El hambre de dólares y la devaluación

Otra mentira de patas cortas que usa la patronal para «justificar» la escasez, es la falta de divisas para importar bienes o los insumos para producirlos en el país. Lo cierto es que esto no pasa de ser un chantaje hacia el oficialismo, para que les libere más dólares y poder aumentar sus ganancias a partir de sus negocios especulativos. Pero el gobierno, ante estas presiones, responde concediéndoles a los especuladores, más divisas. Sólo para el período enero-julio de este año el Banco Central de Venezuela (BCV) aprobó la emisión de 20.300 millones de dólares, una cifra que representa un incremento de 0,6% respecto de lo autorizado en el mismo lapso de 2012.

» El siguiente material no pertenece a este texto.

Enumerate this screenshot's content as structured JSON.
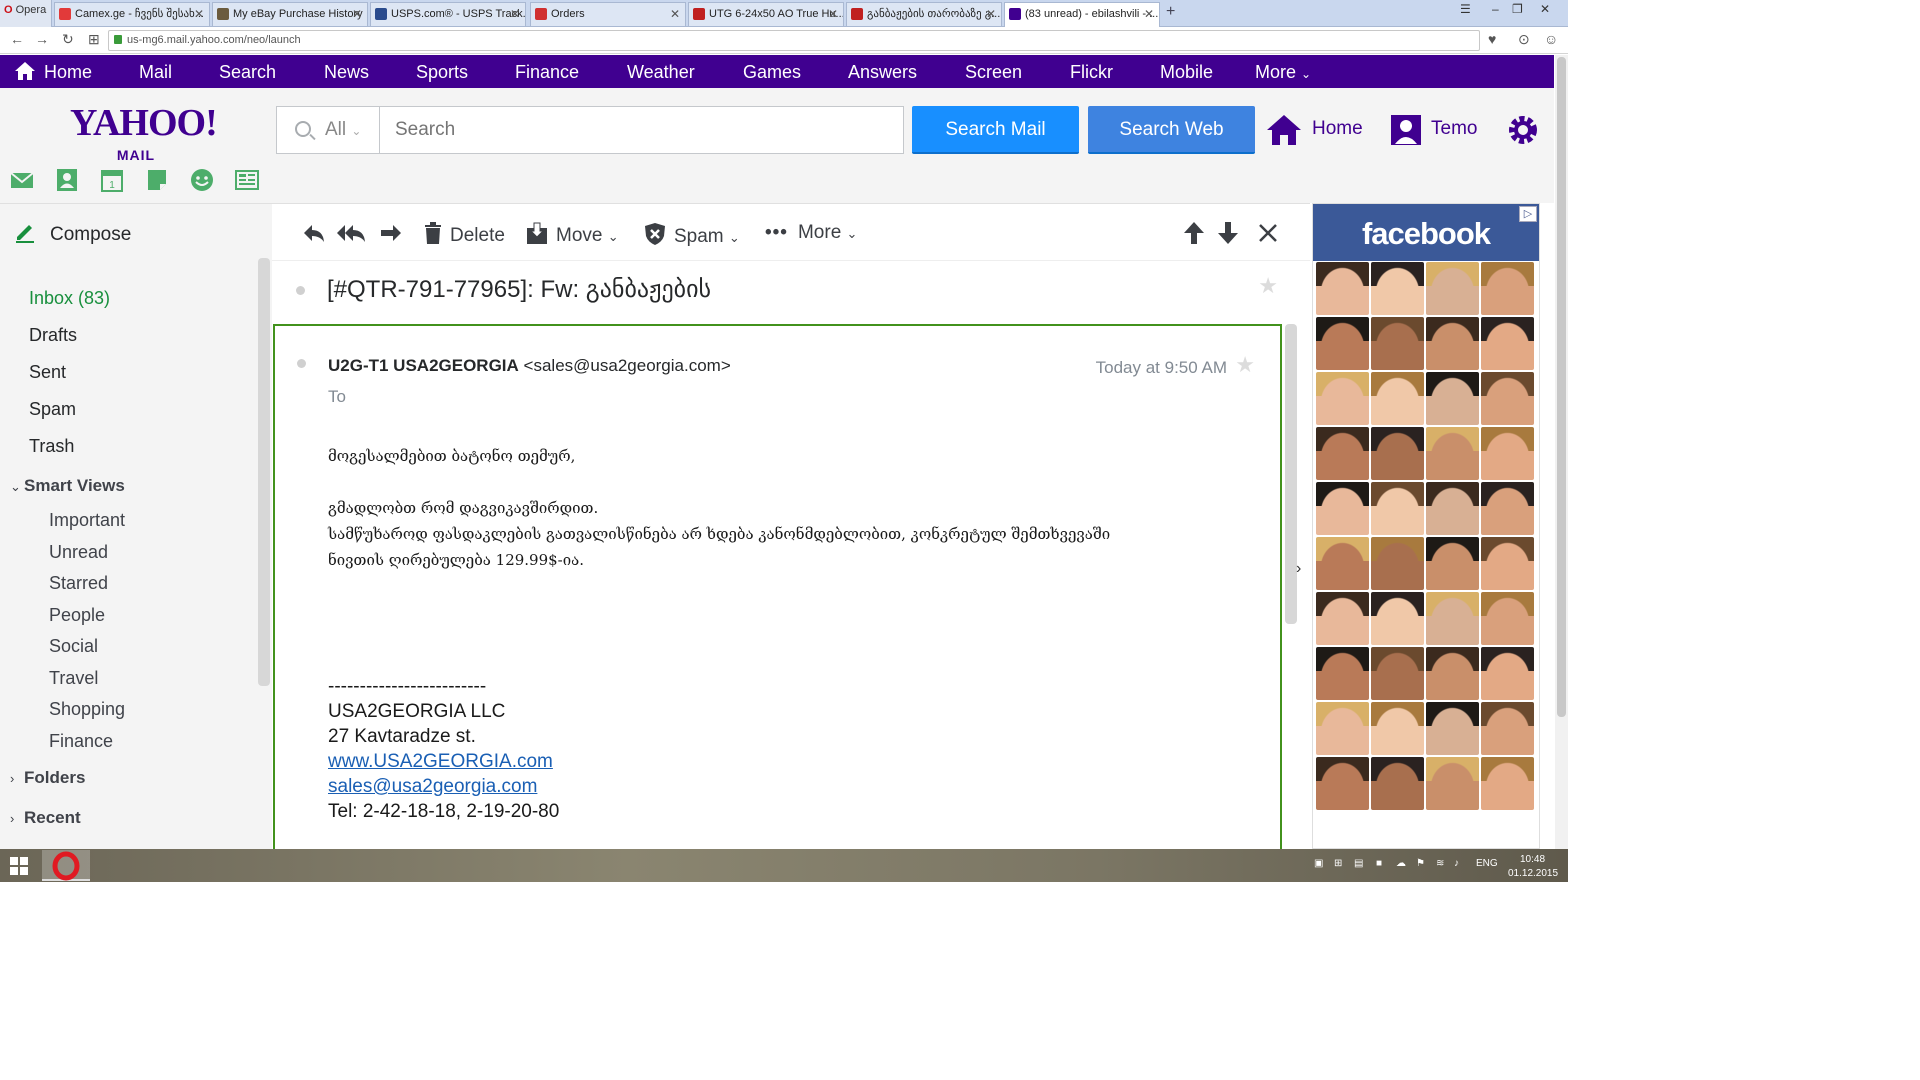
{
  "browser": {
    "opera_label": "Opera",
    "tabs": [
      {
        "title": "Camex.ge - ჩვენს შესახ...",
        "color": "#e23a3a"
      },
      {
        "title": "My eBay Purchase History",
        "color": "#6b5b3e"
      },
      {
        "title": "USPS.com® - USPS Track...",
        "color": "#2a4b8d"
      },
      {
        "title": "Orders",
        "color": "#d03030"
      },
      {
        "title": "UTG 6-24x50 AO True Hu...",
        "color": "#c02020"
      },
      {
        "title": "განბაჟების თარობაზე გ...",
        "color": "#c02020"
      },
      {
        "title": "(83 unread) - ebilashvili - ...",
        "color": "#400090"
      }
    ],
    "url": "us-mg6.mail.yahoo.com/neo/launch"
  },
  "yahoo_nav": {
    "items": [
      "Home",
      "Mail",
      "Search",
      "News",
      "Sports",
      "Finance",
      "Weather",
      "Games",
      "Answers",
      "Screen",
      "Flickr",
      "Mobile",
      "More"
    ]
  },
  "header": {
    "logo_top": "YAHOO!",
    "logo_sub": "MAIL",
    "search_scope": "All",
    "search_placeholder": "Search",
    "search_mail": "Search Mail",
    "search_web": "Search Web",
    "home_label": "Home",
    "user_name": "Temo"
  },
  "sidebar": {
    "compose": "Compose",
    "folders": [
      "Inbox (83)",
      "Drafts",
      "Sent",
      "Spam",
      "Trash"
    ],
    "smart_views_label": "Smart Views",
    "smart_views": [
      "Important",
      "Unread",
      "Starred",
      "People",
      "Social",
      "Travel",
      "Shopping",
      "Finance"
    ],
    "folders_label": "Folders",
    "recent_label": "Recent"
  },
  "toolbar": {
    "delete": "Delete",
    "move": "Move",
    "spam": "Spam",
    "more": "More"
  },
  "message": {
    "subject": "[#QTR-791-77965]: Fw: განბაჟების",
    "from_name": "U2G-T1 USA2GEORGIA",
    "from_email": "<sales@usa2georgia.com>",
    "date": "Today at 9:50 AM",
    "to_label": "To",
    "greeting": "მოგესალმებით ბატონო თემურ,",
    "line1": "გმადლობთ რომ დაგვიკავშირდით.",
    "line2": "სამწუხაროდ ფასდაკლების გათვალისწინება არ ხდება კანონმდებლობით, კონკრეტულ შემთხვევაში",
    "line3": "ნივთის ღირებულება 129.99$-ია.",
    "sig_divider": "-------------------------",
    "sig_company": "USA2GEORGIA LLC",
    "sig_address": "27 Kavtaradze st.",
    "sig_web": "www.USA2GEORGIA.com",
    "sig_email": "sales@usa2georgia.com",
    "sig_tel": "Tel: 2-42-18-18, 2-19-20-80"
  },
  "ad": {
    "brand": "facebook"
  },
  "taskbar": {
    "lang": "ENG",
    "time": "10:48",
    "date": "01.12.2015"
  },
  "colors": {
    "yahoo_purple": "#400090",
    "search_blue": "#188fff",
    "inbox_green": "#188f3d",
    "message_border": "#42921c",
    "facebook_blue": "#3b5998"
  }
}
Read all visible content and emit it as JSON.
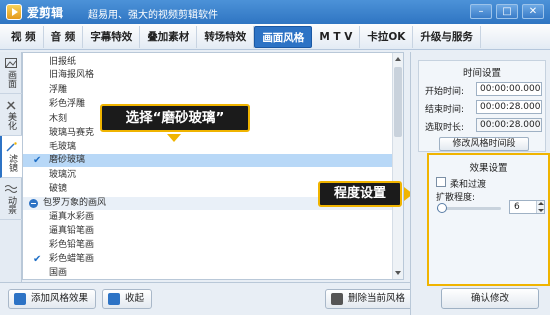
{
  "app": {
    "name": "爱剪辑",
    "slogan": "超易用、强大的视频剪辑软件"
  },
  "window_controls": [
    "–",
    "□",
    "✕"
  ],
  "menu": [
    {
      "label": "视  频",
      "active": false
    },
    {
      "label": "音  频",
      "active": false
    },
    {
      "label": "字幕特效",
      "active": false
    },
    {
      "label": "叠加素材",
      "active": false
    },
    {
      "label": "转场特效",
      "active": false
    },
    {
      "label": "画面风格",
      "active": true
    },
    {
      "label": "M T V",
      "active": false
    },
    {
      "label": "卡拉OK",
      "active": false
    },
    {
      "label": "升级与服务",
      "active": false
    }
  ],
  "side_tabs": [
    {
      "label": "画面",
      "icon": "frame-icon",
      "active": false
    },
    {
      "label": "美化",
      "icon": "tools-icon",
      "active": false
    },
    {
      "label": "滤镜",
      "icon": "wand-icon",
      "active": true
    },
    {
      "label": "动景",
      "icon": "waves-icon",
      "active": false
    }
  ],
  "filter_list": [
    {
      "label": "旧报纸",
      "checked": false,
      "selected": false
    },
    {
      "label": "旧海报风格",
      "checked": false,
      "selected": false
    },
    {
      "label": "浮雕",
      "checked": false,
      "selected": false
    },
    {
      "label": "彩色浮雕",
      "checked": false,
      "selected": false
    },
    {
      "label": "木刻",
      "checked": false,
      "selected": false
    },
    {
      "label": "玻璃马赛克",
      "checked": false,
      "selected": false
    },
    {
      "label": "毛玻璃",
      "checked": false,
      "selected": false
    },
    {
      "label": "磨砂玻璃",
      "checked": true,
      "selected": true
    },
    {
      "label": "玻璃沉",
      "checked": false,
      "selected": false
    },
    {
      "label": "破镜",
      "checked": false,
      "selected": false
    }
  ],
  "group": {
    "label": "包罗万象的画风",
    "items": [
      {
        "label": "逼真水彩画",
        "checked": false
      },
      {
        "label": "逼真铅笔画",
        "checked": false
      },
      {
        "label": "彩色铅笔画",
        "checked": false
      },
      {
        "label": "彩色蜡笔画",
        "checked": true
      },
      {
        "label": "国画",
        "checked": false
      }
    ]
  },
  "callouts": {
    "select": "选择“磨砂玻璃”",
    "degree": "程度设置"
  },
  "toolbar": {
    "add": "添加风格效果",
    "collapse": "收起",
    "delete": "删除当前风格"
  },
  "time_settings": {
    "title": "时间设置",
    "start_label": "开始时间:",
    "start_value": "00:00:00.000",
    "end_label": "结束时间:",
    "end_value": "00:00:28.000",
    "duration_label": "选取时长:",
    "duration_value": "00:00:28.000",
    "modify_button": "修改风格时间段"
  },
  "effect_settings": {
    "title": "效果设置",
    "soft_label": "柔和过渡",
    "soft_checked": false,
    "spread_label": "扩散程度:",
    "spread_value": "6",
    "spread_fraction": 0.08
  },
  "confirm_button": "确认修改",
  "colors": {
    "accent": "#2d73c5",
    "highlight": "#f0b400",
    "selected_row": "#b8d8f7"
  }
}
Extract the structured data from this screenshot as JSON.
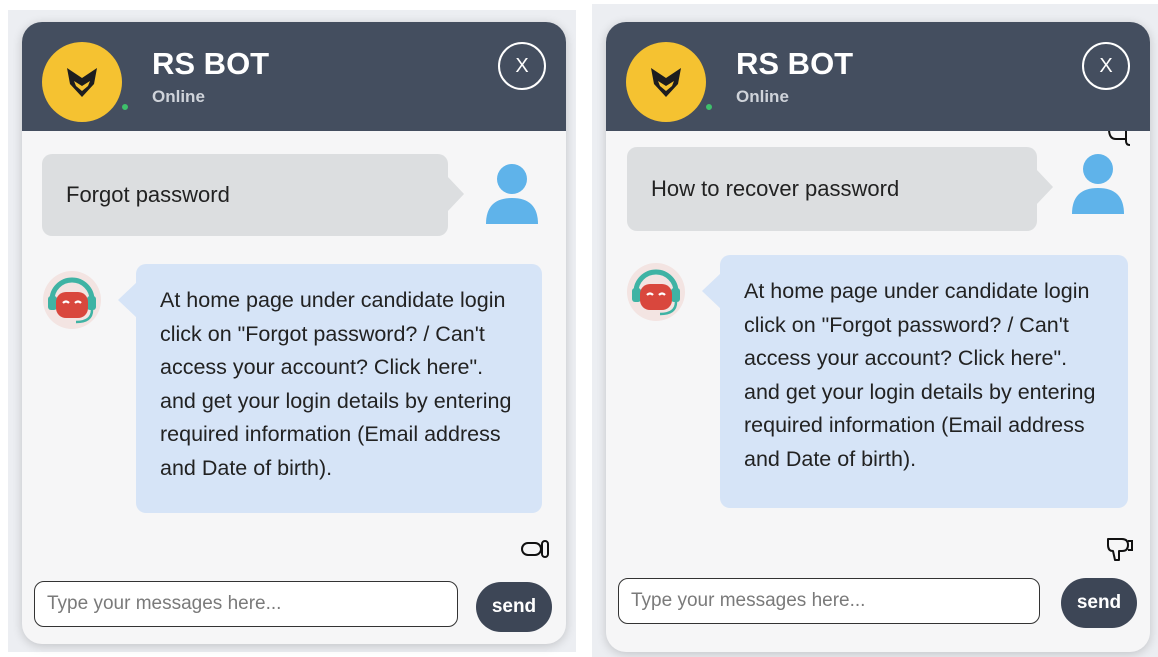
{
  "left_widget": {
    "bot_name": "RS BOT",
    "status": "Online",
    "close_label": "X",
    "user_message": "Forgot password",
    "bot_reply": "At home page under candidate login click on \"Forgot password? / Can't access your account? Click here\". and get your login details by entering required information (Email address and Date of birth).",
    "input_placeholder": "Type your messages here...",
    "send_label": "send"
  },
  "right_widget": {
    "bot_name": "RS BOT",
    "status": "Online",
    "close_label": "X",
    "user_message": "How to recover password",
    "bot_reply": "At home page under candidate login click on \"Forgot password? / Can't access your account? Click here\". and get your login details by entering required information (Email address and Date of birth).",
    "input_placeholder": "Type your messages here...",
    "send_label": "send"
  },
  "colors": {
    "header_bg": "#444e5f",
    "logo_bg": "#f5c231",
    "online_dot": "#3ec06b",
    "user_bubble": "#dcdee0",
    "bot_bubble": "#d6e4f7",
    "send_button": "#3d4656",
    "user_avatar": "#5fb3ea",
    "bot_avatar_red": "#d9473d",
    "bot_headset": "#3fb3a4"
  },
  "icons": {
    "logo": "fox-logo-icon",
    "close": "close-icon",
    "user": "user-avatar-icon",
    "bot": "bot-avatar-icon",
    "feedback_left": "thumbs-down-outline-icon",
    "feedback_right": "thumbs-down-icon"
  }
}
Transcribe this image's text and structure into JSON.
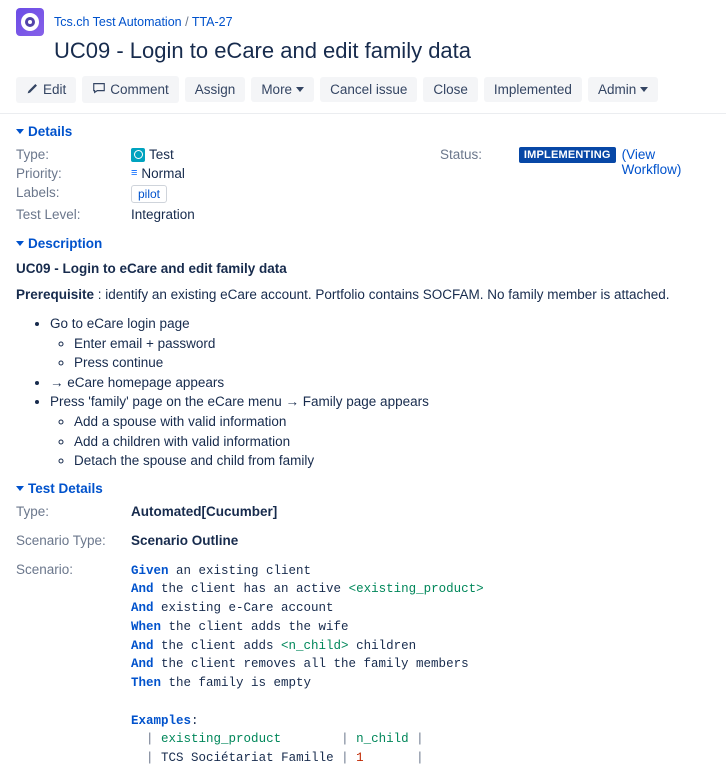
{
  "breadcrumb": {
    "project": "Tcs.ch Test Automation",
    "separator": "/",
    "key": "TTA-27"
  },
  "title": "UC09 - Login to eCare and edit family data",
  "toolbar": {
    "edit": "Edit",
    "comment": "Comment",
    "assign": "Assign",
    "more": "More",
    "cancel": "Cancel issue",
    "close": "Close",
    "implemented": "Implemented",
    "admin": "Admin"
  },
  "modules": {
    "details": "Details",
    "description": "Description",
    "testDetails": "Test Details"
  },
  "details": {
    "typeLabel": "Type:",
    "typeValue": "Test",
    "priorityLabel": "Priority:",
    "priorityValue": "Normal",
    "labelsLabel": "Labels:",
    "labelsValue": "pilot",
    "testLevelLabel": "Test Level:",
    "testLevelValue": "Integration",
    "statusLabel": "Status:",
    "statusValue": "IMPLEMENTING",
    "viewWorkflow": "(View Workflow)"
  },
  "description": {
    "heading": "UC09 - Login to eCare and edit family data",
    "prereqLabel": "Prerequisite",
    "prereqText": " : identify an existing eCare account. Portfolio contains SOCFAM. No family member is attached.",
    "bullets": {
      "b1": "Go to eCare login page",
      "b1a": "Enter email + password",
      "b1b": "Press continue",
      "b2": "→ eCare homepage appears",
      "b3": "Press 'family' page on the eCare menu → Family page appears",
      "b3a": "Add a spouse with valid information",
      "b3b": "Add a children with valid information",
      "b3c": "Detach the spouse and child from family"
    }
  },
  "testDetails": {
    "typeLabel": "Type:",
    "typeValue": "Automated[Cucumber]",
    "scenarioTypeLabel": "Scenario Type:",
    "scenarioTypeValue": "Scenario Outline",
    "scenarioLabel": "Scenario:",
    "gherkin": {
      "given": "Given",
      "and": "And",
      "when": "When",
      "then": "Then",
      "examples": "Examples",
      "l1": " an existing client",
      "l2": " the client has an active ",
      "l2p": "<existing_product>",
      "l3": " existing e-Care account",
      "l4": " the client adds the wife",
      "l5": " the client adds ",
      "l5p": "<n_child>",
      "l5b": " children",
      "l6": " the client removes all the family members",
      "l7": " the family is empty",
      "th1": "existing_product",
      "th2": "n_child",
      "td1": "TCS Sociétariat Famille",
      "td2": "1"
    }
  }
}
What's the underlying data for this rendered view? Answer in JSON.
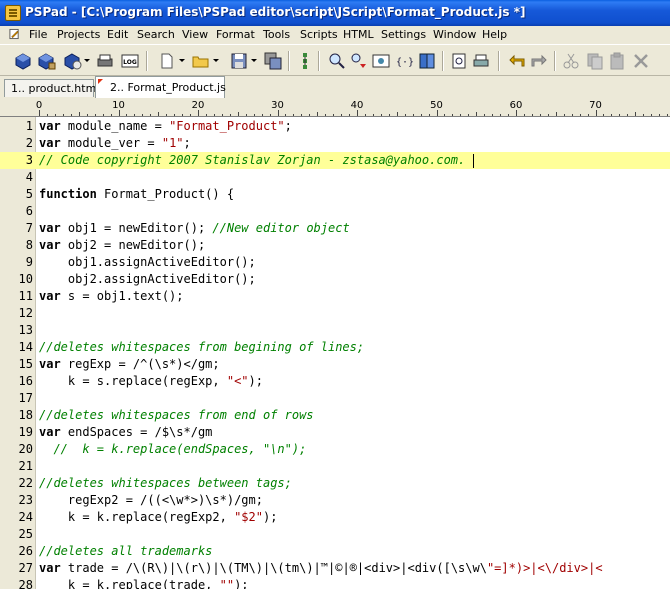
{
  "window": {
    "title": "PSPad - [C:\\Program Files\\PSPad editor\\script\\JScript\\Format_Product.js *]"
  },
  "menu": {
    "items": [
      "File",
      "Projects",
      "Edit",
      "Search",
      "View",
      "Format",
      "Tools",
      "Scripts",
      "HTML",
      "Settings",
      "Window",
      "Help"
    ]
  },
  "toolbar": {
    "buttons": [
      "project-open-icon",
      "project-save-icon",
      "project-recent-icon",
      "print-icon",
      "log-icon",
      "new-file-icon",
      "open-file-icon",
      "save-icon",
      "save-all-icon",
      "copy-window-icon",
      "tree-icon",
      "find-icon",
      "find-replace-icon",
      "preview-icon",
      "code-explorer-icon",
      "book-icon",
      "print-preview-icon",
      "print-button-icon",
      "undo-icon",
      "redo-icon",
      "cut-icon",
      "copy-icon",
      "paste-icon",
      "delete-icon"
    ],
    "log_text": "LOG"
  },
  "tabs": [
    {
      "label": "1.. product.html",
      "active": false
    },
    {
      "label": "2.. Format_Product.js",
      "active": true
    }
  ],
  "ruler": {
    "labels": [
      "0",
      "10",
      "20",
      "30",
      "40",
      "50",
      "60",
      "70"
    ]
  },
  "editor": {
    "current_line": 3,
    "lines": [
      {
        "n": "1",
        "segments": [
          {
            "t": "kw",
            "v": "var"
          },
          {
            "t": "p",
            "v": " module_name = "
          },
          {
            "t": "str",
            "v": "\"Format_Product\""
          },
          {
            "t": "p",
            "v": ";"
          }
        ]
      },
      {
        "n": "2",
        "segments": [
          {
            "t": "kw",
            "v": "var"
          },
          {
            "t": "p",
            "v": " module_ver = "
          },
          {
            "t": "str",
            "v": "\"1\""
          },
          {
            "t": "p",
            "v": ";"
          }
        ]
      },
      {
        "n": "3",
        "segments": [
          {
            "t": "cmt",
            "v": "// Code copyright 2007 Stanislav Zorjan - zstasa@yahoo.com. "
          }
        ]
      },
      {
        "n": "4",
        "segments": []
      },
      {
        "n": "5",
        "segments": [
          {
            "t": "kw",
            "v": "function"
          },
          {
            "t": "p",
            "v": " Format_Product() {"
          }
        ]
      },
      {
        "n": "6",
        "segments": []
      },
      {
        "n": "7",
        "segments": [
          {
            "t": "kw",
            "v": "var"
          },
          {
            "t": "p",
            "v": " obj1 = newEditor(); "
          },
          {
            "t": "cmt",
            "v": "//New editor object"
          }
        ]
      },
      {
        "n": "8",
        "segments": [
          {
            "t": "kw",
            "v": "var"
          },
          {
            "t": "p",
            "v": " obj2 = newEditor();"
          }
        ]
      },
      {
        "n": "9",
        "segments": [
          {
            "t": "p",
            "v": "    obj1.assignActiveEditor();"
          }
        ]
      },
      {
        "n": "10",
        "segments": [
          {
            "t": "p",
            "v": "    obj2.assignActiveEditor();"
          }
        ]
      },
      {
        "n": "11",
        "segments": [
          {
            "t": "kw",
            "v": "var"
          },
          {
            "t": "p",
            "v": " s = obj1.text();"
          }
        ]
      },
      {
        "n": "12",
        "segments": []
      },
      {
        "n": "13",
        "segments": []
      },
      {
        "n": "14",
        "segments": [
          {
            "t": "cmt",
            "v": "//deletes whitespaces from begining of lines;"
          }
        ]
      },
      {
        "n": "15",
        "segments": [
          {
            "t": "kw",
            "v": "var"
          },
          {
            "t": "p",
            "v": " regExp = /^(\\s*)</gm;"
          }
        ]
      },
      {
        "n": "16",
        "segments": [
          {
            "t": "p",
            "v": "    k = s.replace(regExp, "
          },
          {
            "t": "str",
            "v": "\"<\""
          },
          {
            "t": "p",
            "v": ");"
          }
        ]
      },
      {
        "n": "17",
        "segments": []
      },
      {
        "n": "18",
        "segments": [
          {
            "t": "cmt",
            "v": "//deletes whitespaces from end of rows"
          }
        ]
      },
      {
        "n": "19",
        "segments": [
          {
            "t": "kw",
            "v": "var"
          },
          {
            "t": "p",
            "v": " endSpaces = /$\\s*/gm"
          }
        ]
      },
      {
        "n": "20",
        "segments": [
          {
            "t": "cmt",
            "v": "  //  k = k.replace(endSpaces, \"\\n\");"
          }
        ]
      },
      {
        "n": "21",
        "segments": []
      },
      {
        "n": "22",
        "segments": [
          {
            "t": "cmt",
            "v": "//deletes whitespaces between tags;"
          }
        ]
      },
      {
        "n": "23",
        "segments": [
          {
            "t": "p",
            "v": "    regExp2 = /((<\\w*>)\\s*)/gm;"
          }
        ]
      },
      {
        "n": "24",
        "segments": [
          {
            "t": "p",
            "v": "    k = k.replace(regExp2, "
          },
          {
            "t": "str",
            "v": "\"$2\""
          },
          {
            "t": "p",
            "v": ");"
          }
        ]
      },
      {
        "n": "25",
        "segments": []
      },
      {
        "n": "26",
        "segments": [
          {
            "t": "cmt",
            "v": "//deletes all trademarks"
          }
        ]
      },
      {
        "n": "27",
        "segments": [
          {
            "t": "kw",
            "v": "var"
          },
          {
            "t": "p",
            "v": " trade = /\\(R\\)|\\(r\\)|\\(TM\\)|\\(tm\\)|™|©|®|<div>|<div([\\s\\w\\"
          },
          {
            "t": "str",
            "v": "\"=]*)>|<\\/div>|<"
          }
        ]
      },
      {
        "n": "28",
        "segments": [
          {
            "t": "p",
            "v": "    k = k.replace(trade, "
          },
          {
            "t": "str",
            "v": "\"\""
          },
          {
            "t": "p",
            "v": ");"
          }
        ]
      }
    ]
  }
}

Hasta febrero de 2013, el SITME [Sistema de Transacciones con Títulos en Moneda Extranjera] asignaba 180 millones de dólares semanales, actualmente el SICAD [Sistema Complementario de Administración de Divisas] subasta 100 millones semanales, 97 millones de los cuales van dirigidos a empresas privadas y 3 millones a personas naturales; adicionalmente CADIVI [Comisión de Administración de Divisas] ha asignado 33 millardos [mil millones] de dólares en lo que va de año. Han participado de estas asignaciones empresas del sector alimentos y 392 empresas de los sectores automotor y caucho, 132 del metalúrgico, 136 fabricantes de papel y productos para artes gráficas, así como de químicos para tintas, 71 del sector químico, 7 del sector exportador y 25 del sector comercio.

Queda claro que las razones del desabastecimiento no es la no asignación de dólares; este responde principalmente a la caída de la producción y al apetito voraz de la burguesía de apropiarse de la mayor parte posible de la renta petrolera mediante mecanismos especulativos. Sin embargo, las medidas anunciadas por el gobierno frente a esta situación es de más concesiones al empresariado, tales como el anuncio del ministro de Finanzas, Nelson Merentes, de implementar un tercer sistema de asignación de divisas, donde el precio sería fijado por las casas de bolsa y de cambio de acuerdo con la disponibilidad de divisas en el mercado. En otras palabras, una nueva devaluación, con sus respectivos efectos de incremento en el índice de precios para el consumidor. 

Crisis económica y medidas antiobreras

En líneas generales, pese a los altos precios del petróleo (que ¡ojo! vienen desde hace varias semanas en descenso), la economía venezolana viene en picada, el PIB tuvo un exiguo crecimiento de apenas 2,6% en lo que va de año, sectores como la construcción y transporte y comunicaciones descendieron hasta 6% y 0,9%, respectivamente.

Aunque el sector manufactura experimentó un crecimiento de 5,7% este es un sector muy contraído y que poco aporta al PIB general. Otro aspecto deficitario son las reservas internacionales que ascienden actualmente a 21.500 millones de dólares, varios millones por debajo del nivel óptimo, establecido por el BCV, de 25.000 millones de dólares.

En conclusión, medidas como las adoptadas por el gobierno, es decir, devaluaciones, aumento del nivel de emisiones, eliminación de requisitos para el acceso a las mismas, e implementación de nuevos sistemas cambiarios, flexibilización de controles, liberación de precios y pírricos aumentos salariales –medidas, por lo demás, exigidas y aplaudidas por el empresariado y la derecha opositora (sólo se quejan de que son insuficientes para sus intereses y negocios)– no servirán para sacar al país del descalabro económico ni para satisfacer las necesidades de los trabajadores. Al contrario, son profundamente antiobreras y antipopulares, mantendrán a los trabajadores víctimas de la voracidad capitalista, disminuirán la inversión en salud, educación, vivienda, industrias básicas, empresas estatales, misiones y pensiones.